Ukrainian politician (born 1939)

Hanna Hryhorivna Arkhipova (born 5 April 1939) is a Ukrainian politician. People's Deputy of Ukraine of the 1st convocation.

== Early life and education ==
Hanna Arkhipova was born on 5 April 1939, in Pyriatyn, Poltava region, Ukrainian SSR, to a family of employees. She graduated from Kyiv Taras Shevchenko State University with a degree in history.

== Career ==
In 1956, Hanna Arkhipova worked at a fish factory in Primorsk, Leningrad region. In 1962, she was an instructor at the Khmelnytskyi Lenin's Communist Union of Young Ukraine and the second secretary of the Kamianets-Podilskyi Lenin's Communist Union of Young Ukraine of the Khmelnytskyi Region. In 1965, Arkhipova lectured at the Slavutsky Committee of the Communist Party of Ukraine. She was a secretary, Second, and then the First Secretary of the Slavutsky Committee of the Communist Party of Ukraine.

From 1964 to 1991, Arkhipova was a member of Communist Party of the Soviet Union. She was a Deputy of district, city, and regional councils. Arkhipova was nominated as a candidate for People's Deputies by the labor collective of the collective farm named after Vasily Chapaev, Slavutsky district.

On 18 March 1990, Arkhipova was elected as a People's Deputy of Ukraine with 46.88% of votes among 3 applicants. Her parliamentary powers terminated on 10 May 1994. She was a member of the "For Social Justice" and "Rada" groups.
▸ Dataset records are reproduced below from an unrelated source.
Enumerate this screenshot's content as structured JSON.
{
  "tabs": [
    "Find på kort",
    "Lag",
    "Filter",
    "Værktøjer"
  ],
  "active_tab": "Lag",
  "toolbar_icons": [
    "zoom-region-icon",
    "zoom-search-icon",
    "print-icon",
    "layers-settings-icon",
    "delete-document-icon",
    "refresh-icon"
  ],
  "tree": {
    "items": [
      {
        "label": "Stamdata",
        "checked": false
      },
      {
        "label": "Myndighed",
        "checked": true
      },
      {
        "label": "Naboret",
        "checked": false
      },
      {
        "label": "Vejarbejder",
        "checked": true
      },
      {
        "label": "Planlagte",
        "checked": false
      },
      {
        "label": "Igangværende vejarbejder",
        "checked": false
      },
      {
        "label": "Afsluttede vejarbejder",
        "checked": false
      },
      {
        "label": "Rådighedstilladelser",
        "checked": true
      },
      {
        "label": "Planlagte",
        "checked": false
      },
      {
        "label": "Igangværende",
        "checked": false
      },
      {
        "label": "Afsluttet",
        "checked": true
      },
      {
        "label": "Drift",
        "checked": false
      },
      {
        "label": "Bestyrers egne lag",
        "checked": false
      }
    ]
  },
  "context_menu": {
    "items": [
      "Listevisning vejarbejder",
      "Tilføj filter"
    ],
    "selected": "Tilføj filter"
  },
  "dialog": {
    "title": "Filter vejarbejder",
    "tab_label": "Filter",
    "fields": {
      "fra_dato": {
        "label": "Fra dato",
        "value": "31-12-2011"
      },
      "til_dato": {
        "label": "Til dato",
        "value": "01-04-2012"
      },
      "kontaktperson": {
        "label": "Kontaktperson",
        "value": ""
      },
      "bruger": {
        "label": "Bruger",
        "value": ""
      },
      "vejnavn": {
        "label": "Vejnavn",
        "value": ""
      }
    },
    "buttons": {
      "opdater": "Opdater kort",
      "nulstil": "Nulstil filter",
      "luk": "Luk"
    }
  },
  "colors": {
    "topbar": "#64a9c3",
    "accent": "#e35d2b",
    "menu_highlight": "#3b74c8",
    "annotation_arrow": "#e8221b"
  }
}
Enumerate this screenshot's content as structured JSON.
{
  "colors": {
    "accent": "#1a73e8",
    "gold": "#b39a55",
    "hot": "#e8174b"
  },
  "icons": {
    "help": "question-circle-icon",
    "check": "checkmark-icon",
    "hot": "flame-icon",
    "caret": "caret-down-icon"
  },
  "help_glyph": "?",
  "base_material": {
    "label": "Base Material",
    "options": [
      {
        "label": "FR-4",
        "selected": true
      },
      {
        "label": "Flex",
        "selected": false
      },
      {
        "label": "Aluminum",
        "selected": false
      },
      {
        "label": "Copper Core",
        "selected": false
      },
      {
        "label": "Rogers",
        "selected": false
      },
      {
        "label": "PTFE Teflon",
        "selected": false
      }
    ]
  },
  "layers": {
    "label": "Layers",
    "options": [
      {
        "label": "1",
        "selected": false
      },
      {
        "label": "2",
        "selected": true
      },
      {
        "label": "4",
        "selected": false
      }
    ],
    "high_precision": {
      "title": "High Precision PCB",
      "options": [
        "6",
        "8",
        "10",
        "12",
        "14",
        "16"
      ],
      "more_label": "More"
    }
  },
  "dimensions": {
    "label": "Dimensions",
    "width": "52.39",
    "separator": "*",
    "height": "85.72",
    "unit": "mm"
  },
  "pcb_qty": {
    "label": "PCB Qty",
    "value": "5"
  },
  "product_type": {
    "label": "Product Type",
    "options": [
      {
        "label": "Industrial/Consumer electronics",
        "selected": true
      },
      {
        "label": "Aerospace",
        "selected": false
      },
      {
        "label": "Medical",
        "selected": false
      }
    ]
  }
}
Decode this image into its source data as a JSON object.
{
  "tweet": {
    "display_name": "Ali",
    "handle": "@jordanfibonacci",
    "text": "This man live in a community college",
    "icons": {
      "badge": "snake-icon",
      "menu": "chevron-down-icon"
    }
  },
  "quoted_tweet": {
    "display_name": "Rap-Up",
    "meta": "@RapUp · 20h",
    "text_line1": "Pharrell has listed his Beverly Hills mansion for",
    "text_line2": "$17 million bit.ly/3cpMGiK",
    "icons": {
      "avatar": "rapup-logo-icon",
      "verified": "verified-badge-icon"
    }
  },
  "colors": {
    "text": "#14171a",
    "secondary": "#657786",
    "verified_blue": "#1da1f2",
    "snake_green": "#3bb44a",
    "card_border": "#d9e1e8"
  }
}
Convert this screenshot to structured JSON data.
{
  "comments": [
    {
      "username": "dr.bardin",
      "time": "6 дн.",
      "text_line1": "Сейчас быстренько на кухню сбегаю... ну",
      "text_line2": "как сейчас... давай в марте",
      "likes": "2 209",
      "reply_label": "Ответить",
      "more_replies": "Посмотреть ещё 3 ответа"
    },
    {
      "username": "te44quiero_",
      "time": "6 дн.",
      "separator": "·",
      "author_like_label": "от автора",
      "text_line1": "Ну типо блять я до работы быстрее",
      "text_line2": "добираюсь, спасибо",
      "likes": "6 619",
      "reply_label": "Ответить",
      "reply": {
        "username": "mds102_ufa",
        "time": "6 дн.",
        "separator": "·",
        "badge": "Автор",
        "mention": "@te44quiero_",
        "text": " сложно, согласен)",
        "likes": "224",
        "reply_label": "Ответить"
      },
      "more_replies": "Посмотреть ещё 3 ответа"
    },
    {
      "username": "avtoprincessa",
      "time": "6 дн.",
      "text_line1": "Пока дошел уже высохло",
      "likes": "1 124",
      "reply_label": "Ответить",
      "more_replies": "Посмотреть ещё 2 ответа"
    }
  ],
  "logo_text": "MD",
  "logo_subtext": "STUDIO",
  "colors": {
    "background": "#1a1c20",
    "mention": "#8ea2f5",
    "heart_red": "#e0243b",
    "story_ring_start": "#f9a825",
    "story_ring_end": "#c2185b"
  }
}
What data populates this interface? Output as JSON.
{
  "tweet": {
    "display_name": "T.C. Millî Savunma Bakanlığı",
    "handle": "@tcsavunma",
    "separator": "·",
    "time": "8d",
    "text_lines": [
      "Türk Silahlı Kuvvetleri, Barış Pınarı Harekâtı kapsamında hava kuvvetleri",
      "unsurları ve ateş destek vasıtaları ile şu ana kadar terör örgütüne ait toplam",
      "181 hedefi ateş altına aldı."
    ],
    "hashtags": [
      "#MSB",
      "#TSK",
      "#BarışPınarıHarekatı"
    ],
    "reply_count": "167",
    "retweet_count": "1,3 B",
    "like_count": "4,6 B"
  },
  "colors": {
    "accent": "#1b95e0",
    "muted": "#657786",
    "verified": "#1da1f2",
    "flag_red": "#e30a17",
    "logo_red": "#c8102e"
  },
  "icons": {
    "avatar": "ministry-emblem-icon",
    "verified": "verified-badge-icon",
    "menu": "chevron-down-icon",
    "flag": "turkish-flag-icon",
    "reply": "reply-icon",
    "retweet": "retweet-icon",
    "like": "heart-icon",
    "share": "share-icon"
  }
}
Arkhipova was the Head of the subcommittee on women's work and lifestyle, the Verkhovna Rada of Ukraine Commission on women's affairs, family protection, motherhood, and childhood.

== Private life ==
Hanna Arkhipova is married and has a child.

== Awards and honors ==
Hanna Arkhipova was awarded the Order of Friendship of Peoples and various medals.